Ryan, MSG Clifford L.
Sept. 5, 2012
SOLDIER MISSING FROM KOREAN WAR IDENTIFIED
The Department of Defense POW/Missing Personnel Office (DPMO) announced today that the remains of a U.S. serviceman, missing from the Korean War, have been identified and are being returned to his family for burial with full military honors.
Army Master Sgt. Clifford L. Ryan, 27, of Muscatine, Iowa, will be buried Sept. 8 in Riverside, Calif. On Nov. 1, 1950, Ryan’s unit, the 8th Cavalry Regiment, 1st Cavalry Division, occupied a defensive position along the Kuryong River, near Unsan, North Korea. Chinese units attacked the area and forced a withdrawal. Almost 600 men, including Ryan, were reported missing or killed in action following the battle.
In 2000, a joint U.S-Democratic People’s Republic of Korea team, led by the Joint POW/MIA Accounting Command (JPAC), excavated a mass grave discovered earlier in Unsan County, south of the area known as “Camel’s Head.” Human remains, of at least five individuals, and U.S. military uniforms were recovered but they were unable to be identified given the technology of the time.
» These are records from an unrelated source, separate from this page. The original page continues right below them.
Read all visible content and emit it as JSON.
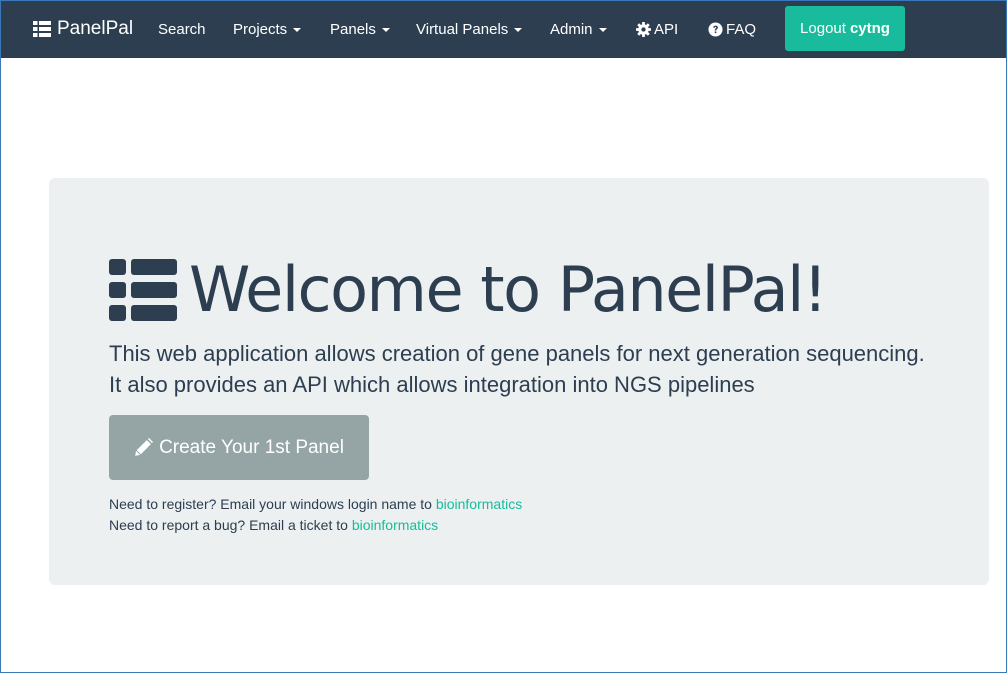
{
  "navbar": {
    "brand": "PanelPal",
    "brand_icon": "list-icon",
    "items": [
      {
        "label": "Search",
        "dropdown": false
      },
      {
        "label": "Projects",
        "dropdown": true
      },
      {
        "label": "Panels",
        "dropdown": true
      },
      {
        "label": "Virtual Panels",
        "dropdown": true
      },
      {
        "label": "Admin",
        "dropdown": true
      },
      {
        "label": "API",
        "icon": "gear-icon"
      },
      {
        "label": "FAQ",
        "icon": "question-circle-icon"
      }
    ],
    "logout": {
      "prefix": "Logout",
      "user": "cytng"
    }
  },
  "jumbotron": {
    "title": "Welcome to PanelPal!",
    "title_icon": "list-icon",
    "lead": "This web application allows creation of gene panels for next generation sequencing. It also provides an API which allows integration into NGS pipelines",
    "create_button": {
      "label": "Create Your 1st Panel",
      "icon": "pencil-icon"
    },
    "register_note": {
      "text": "Need to register? Email your windows login name to ",
      "link": "bioinformatics"
    },
    "bug_note": {
      "text": "Need to report a bug? Email a ticket to ",
      "link": "bioinformatics"
    }
  },
  "colors": {
    "navbar_bg": "#2c3e50",
    "accent": "#18bc9c",
    "jumbotron_bg": "#ecf0f1",
    "button_muted": "#95a5a6",
    "text_dark": "#2c3e50"
  }
}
In 2007, because of advances in DNA technology, scientists from the Armed Forces DNA Identification Laboratory (AFDIL) reanalyzed the remains.
Scientists from JPAC and AFDIL determined the identity of the remains using circumstantial evidence and forensic identification tools, such as mitochondrial DNA–which matched Ryan’s brother and sister.